Los derechos no nacen en silencio: la protesta como memoria incómoda
Cuando pensamos en Rosa Parks, la recordamos como una heroína tranquila, sentada en un autobús de Montgomery. Lo que solemos olvidar es que aquel gesto fue un acto de desobediencia castigado por la ley. Parks fue detenida, acusada y vilipendiada por “alterar el orden público”. Y, sin embargo, gracias a ella y a tantos otros que incomodaron al poder, hoy consideramos impensable la segregación racial en Estados Unidos.
La protesta nunca nace para complacer ni para quedarse invisible. Como explicaba Charles Tilly, los movimientos sociales son repertorios de acción que interrumpen la normalidad, porque solo interrumpiendo se hace visible la desigualdad. Sidney Tarrow lo resumía de manera precisa: la protesta molesta porque abre un espacio de negociación política que de otro modo no existiría.
Frente al argumento de que “hay que protestar sin molestar”, conviene recordar a Henry David Thoreau: obedecer leyes injustas es ser cómplice de la injusticia. Hannah Arendt insistía en que la desobediencia civil no es una amenaza a la democracia, sino su revitalización. Si no hubiera conflicto, no habría democracia viva, sino un orden petrificado.
Karl Marx lo decía en términos más radicales: la historia es la historia de la lucha de clases. Y E.P. Thompson mostró cómo los derechos obreros que hoy consideramos básicos —jornada laboral limitada, derecho a huelga, asociación sindical— nacieron de la acción disruptiva de quienes se jugaban el pan y la cárcel.
El problema es que la memoria edulcora el conflicto. Howard Zinn hablaba de la “domesticación” del pasado: los rebeldes de ayer se convierten en estatuas inofensivas, mientras que los rebeldes de hoy son criminalizados con los mismos argumentos de siempre.
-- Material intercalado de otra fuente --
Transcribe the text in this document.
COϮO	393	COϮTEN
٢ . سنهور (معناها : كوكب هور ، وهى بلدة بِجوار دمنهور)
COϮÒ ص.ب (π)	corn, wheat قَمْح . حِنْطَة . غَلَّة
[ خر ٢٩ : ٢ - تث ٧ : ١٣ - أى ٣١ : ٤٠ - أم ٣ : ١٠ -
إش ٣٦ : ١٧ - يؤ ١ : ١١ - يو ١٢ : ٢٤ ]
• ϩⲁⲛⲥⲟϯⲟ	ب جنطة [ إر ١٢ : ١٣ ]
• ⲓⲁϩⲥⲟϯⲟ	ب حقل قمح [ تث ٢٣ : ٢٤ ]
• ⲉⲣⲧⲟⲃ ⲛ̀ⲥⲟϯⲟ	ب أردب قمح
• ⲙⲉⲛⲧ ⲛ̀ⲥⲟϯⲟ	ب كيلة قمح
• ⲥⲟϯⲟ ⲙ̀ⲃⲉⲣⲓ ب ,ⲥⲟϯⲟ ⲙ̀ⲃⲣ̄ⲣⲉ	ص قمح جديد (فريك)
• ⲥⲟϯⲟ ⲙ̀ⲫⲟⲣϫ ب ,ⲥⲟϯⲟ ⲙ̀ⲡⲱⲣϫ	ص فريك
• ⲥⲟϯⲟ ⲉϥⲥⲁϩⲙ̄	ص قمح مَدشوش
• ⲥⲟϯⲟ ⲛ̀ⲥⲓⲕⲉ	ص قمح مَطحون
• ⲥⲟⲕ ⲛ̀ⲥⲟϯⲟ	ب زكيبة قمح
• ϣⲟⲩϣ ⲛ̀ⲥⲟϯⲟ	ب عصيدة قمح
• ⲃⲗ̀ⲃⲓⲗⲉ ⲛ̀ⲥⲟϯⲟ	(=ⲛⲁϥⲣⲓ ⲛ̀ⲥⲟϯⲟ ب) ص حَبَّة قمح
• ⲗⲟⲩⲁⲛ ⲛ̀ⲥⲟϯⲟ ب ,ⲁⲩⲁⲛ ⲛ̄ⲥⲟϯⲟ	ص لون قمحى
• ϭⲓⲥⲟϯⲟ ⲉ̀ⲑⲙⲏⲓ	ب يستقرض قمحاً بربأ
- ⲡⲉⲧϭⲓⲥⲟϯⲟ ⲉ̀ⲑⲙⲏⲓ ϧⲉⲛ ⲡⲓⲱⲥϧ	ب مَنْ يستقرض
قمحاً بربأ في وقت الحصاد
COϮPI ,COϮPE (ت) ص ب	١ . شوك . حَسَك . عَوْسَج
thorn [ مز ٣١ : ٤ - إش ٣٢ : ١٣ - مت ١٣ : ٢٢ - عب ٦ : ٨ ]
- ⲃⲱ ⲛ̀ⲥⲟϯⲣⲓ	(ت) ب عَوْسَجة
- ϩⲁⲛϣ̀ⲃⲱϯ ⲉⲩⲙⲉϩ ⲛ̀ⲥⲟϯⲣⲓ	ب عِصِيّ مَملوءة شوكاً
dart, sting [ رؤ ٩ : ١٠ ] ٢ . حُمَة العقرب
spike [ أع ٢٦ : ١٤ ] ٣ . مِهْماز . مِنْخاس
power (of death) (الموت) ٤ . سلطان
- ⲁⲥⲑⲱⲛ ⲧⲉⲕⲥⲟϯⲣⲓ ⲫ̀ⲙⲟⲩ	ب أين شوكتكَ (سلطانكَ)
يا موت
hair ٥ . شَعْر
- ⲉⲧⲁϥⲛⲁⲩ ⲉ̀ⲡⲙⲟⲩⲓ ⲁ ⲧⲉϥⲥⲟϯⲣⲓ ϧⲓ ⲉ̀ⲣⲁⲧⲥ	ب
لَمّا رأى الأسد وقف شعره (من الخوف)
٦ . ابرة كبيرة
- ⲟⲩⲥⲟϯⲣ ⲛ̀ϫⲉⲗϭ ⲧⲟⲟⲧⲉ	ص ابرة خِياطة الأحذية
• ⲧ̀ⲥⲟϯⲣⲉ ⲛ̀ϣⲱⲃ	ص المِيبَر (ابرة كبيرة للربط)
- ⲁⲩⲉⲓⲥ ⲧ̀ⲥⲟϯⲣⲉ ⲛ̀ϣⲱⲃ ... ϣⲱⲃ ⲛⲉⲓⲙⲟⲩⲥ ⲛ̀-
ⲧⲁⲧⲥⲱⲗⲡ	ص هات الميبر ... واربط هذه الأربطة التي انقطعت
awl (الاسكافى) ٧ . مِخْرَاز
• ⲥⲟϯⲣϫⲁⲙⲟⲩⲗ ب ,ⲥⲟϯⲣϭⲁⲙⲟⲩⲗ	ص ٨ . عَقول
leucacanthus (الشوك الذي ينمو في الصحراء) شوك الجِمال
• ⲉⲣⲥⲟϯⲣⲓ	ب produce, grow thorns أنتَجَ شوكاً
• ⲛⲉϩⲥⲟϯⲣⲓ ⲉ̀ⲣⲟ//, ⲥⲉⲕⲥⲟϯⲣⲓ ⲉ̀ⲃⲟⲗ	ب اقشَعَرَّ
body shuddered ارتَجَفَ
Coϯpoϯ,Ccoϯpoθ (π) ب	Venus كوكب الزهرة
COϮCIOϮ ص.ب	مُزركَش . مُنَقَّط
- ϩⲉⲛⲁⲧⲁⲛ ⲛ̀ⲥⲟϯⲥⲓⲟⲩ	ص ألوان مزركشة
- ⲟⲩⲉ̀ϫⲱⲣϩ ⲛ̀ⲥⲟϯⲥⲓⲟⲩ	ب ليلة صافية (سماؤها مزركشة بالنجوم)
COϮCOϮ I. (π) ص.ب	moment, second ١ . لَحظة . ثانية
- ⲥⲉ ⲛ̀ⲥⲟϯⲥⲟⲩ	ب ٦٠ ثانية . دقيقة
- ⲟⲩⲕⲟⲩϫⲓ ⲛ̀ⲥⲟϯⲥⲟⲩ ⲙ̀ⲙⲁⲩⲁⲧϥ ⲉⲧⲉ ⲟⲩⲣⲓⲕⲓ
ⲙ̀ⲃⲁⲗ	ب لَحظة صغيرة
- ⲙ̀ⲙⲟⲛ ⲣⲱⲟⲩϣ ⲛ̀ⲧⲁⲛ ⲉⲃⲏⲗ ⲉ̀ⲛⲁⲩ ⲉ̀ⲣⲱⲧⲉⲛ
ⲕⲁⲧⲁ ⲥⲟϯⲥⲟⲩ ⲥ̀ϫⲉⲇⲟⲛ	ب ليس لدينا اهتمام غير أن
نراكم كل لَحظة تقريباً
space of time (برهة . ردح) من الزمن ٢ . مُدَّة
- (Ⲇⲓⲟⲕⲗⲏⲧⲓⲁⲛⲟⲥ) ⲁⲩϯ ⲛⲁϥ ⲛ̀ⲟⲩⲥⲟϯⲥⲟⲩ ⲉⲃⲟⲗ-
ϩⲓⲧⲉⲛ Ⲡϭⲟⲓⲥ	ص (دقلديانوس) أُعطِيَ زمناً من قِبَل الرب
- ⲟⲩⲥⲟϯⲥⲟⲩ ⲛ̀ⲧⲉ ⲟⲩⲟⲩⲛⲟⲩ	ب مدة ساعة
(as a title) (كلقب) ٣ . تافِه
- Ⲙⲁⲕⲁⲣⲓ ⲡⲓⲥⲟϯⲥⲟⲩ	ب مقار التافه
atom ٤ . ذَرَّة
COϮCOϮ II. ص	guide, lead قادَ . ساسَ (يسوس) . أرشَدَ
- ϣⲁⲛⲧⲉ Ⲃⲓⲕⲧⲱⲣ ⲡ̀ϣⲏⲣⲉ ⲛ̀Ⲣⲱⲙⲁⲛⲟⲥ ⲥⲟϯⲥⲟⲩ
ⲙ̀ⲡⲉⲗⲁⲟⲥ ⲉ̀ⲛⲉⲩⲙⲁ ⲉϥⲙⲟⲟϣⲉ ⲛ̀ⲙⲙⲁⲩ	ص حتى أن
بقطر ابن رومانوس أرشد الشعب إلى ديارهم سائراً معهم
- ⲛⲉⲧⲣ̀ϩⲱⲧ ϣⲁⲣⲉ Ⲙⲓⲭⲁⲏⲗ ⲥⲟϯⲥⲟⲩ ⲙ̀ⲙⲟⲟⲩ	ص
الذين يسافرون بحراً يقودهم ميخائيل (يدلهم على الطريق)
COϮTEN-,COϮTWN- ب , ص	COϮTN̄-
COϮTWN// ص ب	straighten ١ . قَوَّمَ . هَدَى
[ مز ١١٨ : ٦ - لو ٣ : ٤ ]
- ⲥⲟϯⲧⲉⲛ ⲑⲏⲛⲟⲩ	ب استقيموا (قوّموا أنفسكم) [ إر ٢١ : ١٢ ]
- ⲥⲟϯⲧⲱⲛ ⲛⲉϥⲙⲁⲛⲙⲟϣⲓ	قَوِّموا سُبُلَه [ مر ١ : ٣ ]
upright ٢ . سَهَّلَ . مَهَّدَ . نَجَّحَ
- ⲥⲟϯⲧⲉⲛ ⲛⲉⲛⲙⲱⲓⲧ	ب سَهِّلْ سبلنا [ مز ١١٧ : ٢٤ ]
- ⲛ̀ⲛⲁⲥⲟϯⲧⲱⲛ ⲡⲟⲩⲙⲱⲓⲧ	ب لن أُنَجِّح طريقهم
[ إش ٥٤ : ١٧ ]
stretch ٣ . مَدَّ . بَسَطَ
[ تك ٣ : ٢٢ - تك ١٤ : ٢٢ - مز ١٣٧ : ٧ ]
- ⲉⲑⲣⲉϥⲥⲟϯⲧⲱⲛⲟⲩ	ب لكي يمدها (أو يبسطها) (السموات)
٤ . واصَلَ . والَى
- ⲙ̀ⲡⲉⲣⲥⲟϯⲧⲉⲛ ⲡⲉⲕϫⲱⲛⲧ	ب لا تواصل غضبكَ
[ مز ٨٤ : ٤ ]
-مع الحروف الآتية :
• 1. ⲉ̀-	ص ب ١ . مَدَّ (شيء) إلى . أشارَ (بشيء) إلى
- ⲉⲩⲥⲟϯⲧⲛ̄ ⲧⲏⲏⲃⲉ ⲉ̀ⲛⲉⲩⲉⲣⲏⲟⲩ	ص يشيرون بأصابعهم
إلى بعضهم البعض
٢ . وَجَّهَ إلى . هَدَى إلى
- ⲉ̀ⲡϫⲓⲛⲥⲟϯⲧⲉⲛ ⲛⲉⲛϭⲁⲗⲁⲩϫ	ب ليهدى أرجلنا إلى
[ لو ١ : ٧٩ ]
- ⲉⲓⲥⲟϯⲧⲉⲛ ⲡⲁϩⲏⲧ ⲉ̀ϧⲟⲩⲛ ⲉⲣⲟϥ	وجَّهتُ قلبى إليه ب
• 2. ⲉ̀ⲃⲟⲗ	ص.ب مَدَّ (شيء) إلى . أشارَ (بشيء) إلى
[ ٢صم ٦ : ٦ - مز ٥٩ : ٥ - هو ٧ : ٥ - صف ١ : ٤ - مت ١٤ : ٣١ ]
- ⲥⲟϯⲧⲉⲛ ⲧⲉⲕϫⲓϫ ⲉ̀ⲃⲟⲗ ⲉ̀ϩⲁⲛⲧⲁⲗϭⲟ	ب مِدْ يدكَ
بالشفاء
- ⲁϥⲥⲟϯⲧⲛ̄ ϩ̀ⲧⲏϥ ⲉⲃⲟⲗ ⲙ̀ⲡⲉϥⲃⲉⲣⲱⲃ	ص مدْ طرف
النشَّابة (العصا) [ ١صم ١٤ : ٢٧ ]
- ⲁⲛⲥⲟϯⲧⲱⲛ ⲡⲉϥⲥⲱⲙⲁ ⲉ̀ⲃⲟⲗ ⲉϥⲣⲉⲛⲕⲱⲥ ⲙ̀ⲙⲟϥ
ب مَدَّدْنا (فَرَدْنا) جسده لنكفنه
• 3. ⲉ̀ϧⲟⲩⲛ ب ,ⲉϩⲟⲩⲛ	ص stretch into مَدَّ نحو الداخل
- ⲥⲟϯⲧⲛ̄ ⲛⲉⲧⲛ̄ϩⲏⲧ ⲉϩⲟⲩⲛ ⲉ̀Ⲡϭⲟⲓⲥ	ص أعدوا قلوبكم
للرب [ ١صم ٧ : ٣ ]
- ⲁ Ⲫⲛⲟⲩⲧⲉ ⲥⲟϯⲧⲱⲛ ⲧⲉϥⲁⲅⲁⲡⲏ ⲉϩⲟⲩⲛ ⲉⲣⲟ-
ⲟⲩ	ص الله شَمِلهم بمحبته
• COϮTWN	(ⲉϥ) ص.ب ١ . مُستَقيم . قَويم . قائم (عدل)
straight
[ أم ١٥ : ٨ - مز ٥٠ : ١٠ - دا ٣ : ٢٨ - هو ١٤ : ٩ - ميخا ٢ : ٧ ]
Foucault advertía que los discursos de poder se activan precisamente para estigmatizar aquello que amenaza su continuidad.
No solo se edulcora el conflicto, sino que se instala una ideología según la cual el conflicto ya no sería necesario, como si habitáramos una sociedad estamental congelada en el tiempo. La narrativa del “fin de la historia”, enunciada por Francis Fukuyama tras la Guerra Fría, consagra esta visión: una vez alcanzada la democracia liberal y la economía de mercado, la historia misma —entendida como campo de luchas y transformaciones— se habría agotado. Bajo esta óptica, toda protesta aparece como una anomalía, un error que perturba la estabilidad de un orden presentado como definitivo.
Pero esa ideología es profundamente conservadora: niega el carácter vivo y conflictivo de lo social. Como subrayó Jacques Rancière, la política comienza precisamente cuando quienes “no cuentan” hacen oír su voz y desestabilizan el reparto establecido de lo sensible. Pretender que ya no hay antagonismo equivale a naturalizar las jerarquías existentes y a silenciar a quienes aún reclaman justicia.
Recordar que los derechos nacieron de la protesta implica rechazar esa ilusión de un presente clausurado. La historia no ha terminado, porque las desigualdades tampoco. Y mientras existan, habrá conflicto: no como anomalía, sino como condición misma de la democracia y del cambio social.
Pareciera, sin embargo, que quienes creen de verdad vivir en esa sociedad estamental hoy en día le afearían la conducta a Rosa Parks y la conminarían a levantarse y sentarse al fondo, con los demás negros, para no interrumpir la fiesta del capitalismo de amiguetes.